Coast Guard Cutter Charles David Jr. repatriates 55 Cuban migrants

Eighteen Cuban migrants aboard a fishing vessel are interdicted south of Key West, Florida, June 23, 2015. All 18 of the migrants were later repatriated to Cuba. U.S. Coast Guard photo.

Eighteen Cuban migrants aboard a fishing vessel are interdicted south of Key West, Florida, June 23, 2015. U.S. Coast Guard photo.

MIAMI — Crewmembers aboard the Coast Guard Cutter Charles David Jr. repatriated 55 Cuban migrants to Bahia de Cabañas, Cuba, Thursday.

This repatriation is a result of five separate migrant interdictions at sea in the south Florida Straits.  Four of these events were Cubans trying to illegally enter the United States on unseaworthy vessels commonly called “rustics” or “chugs.” In these instances the Coast Guard not only helped secure the U.S. border, but they also prevented these perilous ocean voyages from ending in tragedy.

“Homemade vessels with no navigation or lifesaving equipment trying to cross these dangerous waters is a recipe for disaster,” said Cmdr.
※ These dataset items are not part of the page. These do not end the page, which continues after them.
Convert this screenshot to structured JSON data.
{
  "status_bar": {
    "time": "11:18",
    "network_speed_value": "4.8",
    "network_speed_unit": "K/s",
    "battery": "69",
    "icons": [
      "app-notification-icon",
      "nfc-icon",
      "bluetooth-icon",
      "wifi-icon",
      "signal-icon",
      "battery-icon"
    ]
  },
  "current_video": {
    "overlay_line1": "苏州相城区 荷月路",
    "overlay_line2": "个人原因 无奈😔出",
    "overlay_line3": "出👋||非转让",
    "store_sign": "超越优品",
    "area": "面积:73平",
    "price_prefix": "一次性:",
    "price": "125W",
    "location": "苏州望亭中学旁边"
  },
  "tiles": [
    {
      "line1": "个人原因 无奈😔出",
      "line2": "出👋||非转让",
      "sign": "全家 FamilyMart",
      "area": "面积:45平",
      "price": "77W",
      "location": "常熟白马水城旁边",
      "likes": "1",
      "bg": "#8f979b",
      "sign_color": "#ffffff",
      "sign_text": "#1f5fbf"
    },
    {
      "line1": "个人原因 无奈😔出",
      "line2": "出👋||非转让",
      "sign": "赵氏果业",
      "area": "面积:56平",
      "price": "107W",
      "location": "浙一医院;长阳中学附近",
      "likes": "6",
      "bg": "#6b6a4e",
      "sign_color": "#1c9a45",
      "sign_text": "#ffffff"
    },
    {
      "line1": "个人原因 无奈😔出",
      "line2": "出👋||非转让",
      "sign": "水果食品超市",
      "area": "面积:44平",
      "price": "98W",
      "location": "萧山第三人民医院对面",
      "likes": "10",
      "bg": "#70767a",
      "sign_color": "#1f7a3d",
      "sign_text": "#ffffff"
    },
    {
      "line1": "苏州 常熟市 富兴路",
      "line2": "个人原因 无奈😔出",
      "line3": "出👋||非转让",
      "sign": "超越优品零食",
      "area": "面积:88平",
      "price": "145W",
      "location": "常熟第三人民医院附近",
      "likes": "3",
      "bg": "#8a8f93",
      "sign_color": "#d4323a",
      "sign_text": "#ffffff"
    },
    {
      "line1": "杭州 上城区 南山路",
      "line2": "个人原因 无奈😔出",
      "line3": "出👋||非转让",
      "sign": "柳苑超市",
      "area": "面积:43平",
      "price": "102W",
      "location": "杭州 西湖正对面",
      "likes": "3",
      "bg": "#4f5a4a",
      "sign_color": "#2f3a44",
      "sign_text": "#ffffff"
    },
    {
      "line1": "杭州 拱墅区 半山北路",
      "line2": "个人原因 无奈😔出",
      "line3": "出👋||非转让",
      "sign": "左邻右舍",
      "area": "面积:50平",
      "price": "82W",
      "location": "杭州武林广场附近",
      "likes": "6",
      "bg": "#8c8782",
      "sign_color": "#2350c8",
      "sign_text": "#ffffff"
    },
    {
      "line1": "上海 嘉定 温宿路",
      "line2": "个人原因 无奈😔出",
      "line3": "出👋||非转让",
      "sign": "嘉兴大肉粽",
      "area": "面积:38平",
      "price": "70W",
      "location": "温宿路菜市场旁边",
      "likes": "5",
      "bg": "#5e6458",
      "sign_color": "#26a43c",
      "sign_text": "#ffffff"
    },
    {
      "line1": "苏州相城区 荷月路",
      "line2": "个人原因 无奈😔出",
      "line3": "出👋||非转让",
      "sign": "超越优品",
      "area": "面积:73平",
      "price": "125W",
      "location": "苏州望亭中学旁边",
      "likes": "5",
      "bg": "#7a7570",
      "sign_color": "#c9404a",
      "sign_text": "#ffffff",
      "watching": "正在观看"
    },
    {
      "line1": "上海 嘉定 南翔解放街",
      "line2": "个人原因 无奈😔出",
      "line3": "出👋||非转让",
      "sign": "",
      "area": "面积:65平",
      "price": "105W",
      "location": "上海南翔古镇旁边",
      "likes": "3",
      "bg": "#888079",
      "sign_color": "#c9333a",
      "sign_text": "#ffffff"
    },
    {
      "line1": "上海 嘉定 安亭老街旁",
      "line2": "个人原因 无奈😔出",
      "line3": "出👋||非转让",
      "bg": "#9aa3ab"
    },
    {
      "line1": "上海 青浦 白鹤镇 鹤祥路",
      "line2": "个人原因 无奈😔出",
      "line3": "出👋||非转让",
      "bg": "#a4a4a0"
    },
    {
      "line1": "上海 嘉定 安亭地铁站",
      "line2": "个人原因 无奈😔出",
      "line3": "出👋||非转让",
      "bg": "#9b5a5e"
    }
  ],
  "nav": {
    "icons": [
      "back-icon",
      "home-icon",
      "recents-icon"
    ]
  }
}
Jeff Swanson, commanding officer of the Coast Guard Cutter Tampa.

The Tampa along with numerous other Coast Guard patrol boats and aircraft aggressively patrol the Florida Straits to detect and deter illegal and unsafe maritime migration. Safety of life at sea is always the Coast Guard’s top priority.

On Sunday, the U.S. Customs and Border Protection Office of Air and Marine assisted the Coast Guard in safely interdicting a non-compliant Cuban fishing vessel with 18 Cuban migrants aboard approximately 12 miles south of Key West, Florida.  The Office of Air and Marine agents then transferred those individuals to the Coast Guard Cutter Tampa.

“This case is a great example of how the U.S. Coast Guard works with its Department of Homeland Security partner agencies to protect and secure our maritime border,” said Cmdr. Tim Cronin, Coast Guard Seventh District deputy chief of law enforcement. “There is a legal way to enter the United States…this is not it.  We will seek to hold smugglers accountable and quickly repatriate migrants to their country of origin.”

Coast Guard assets involved in these interdictions are:

Coast Guard Cutter Tampa, a 270-foot medium endurance cutter, homeported in Portsmouth, Virginia.

Coast Guard Cutter Isaac Mayo, a 154-foot fast response cutter homeported in Key West.

Coast Guard Cutter Charles David Jr., a 154- foot fast response cutter homeported in Key West.

Since Oct. 1, the Coast Guard 7th District estimates that 2,806 Cubans have attempted to illegally migrate via the sea. These numbers represent the total amount of at-sea interdictions, landings and disruptions in the Florida Straits, the Caribbean and Atlantic.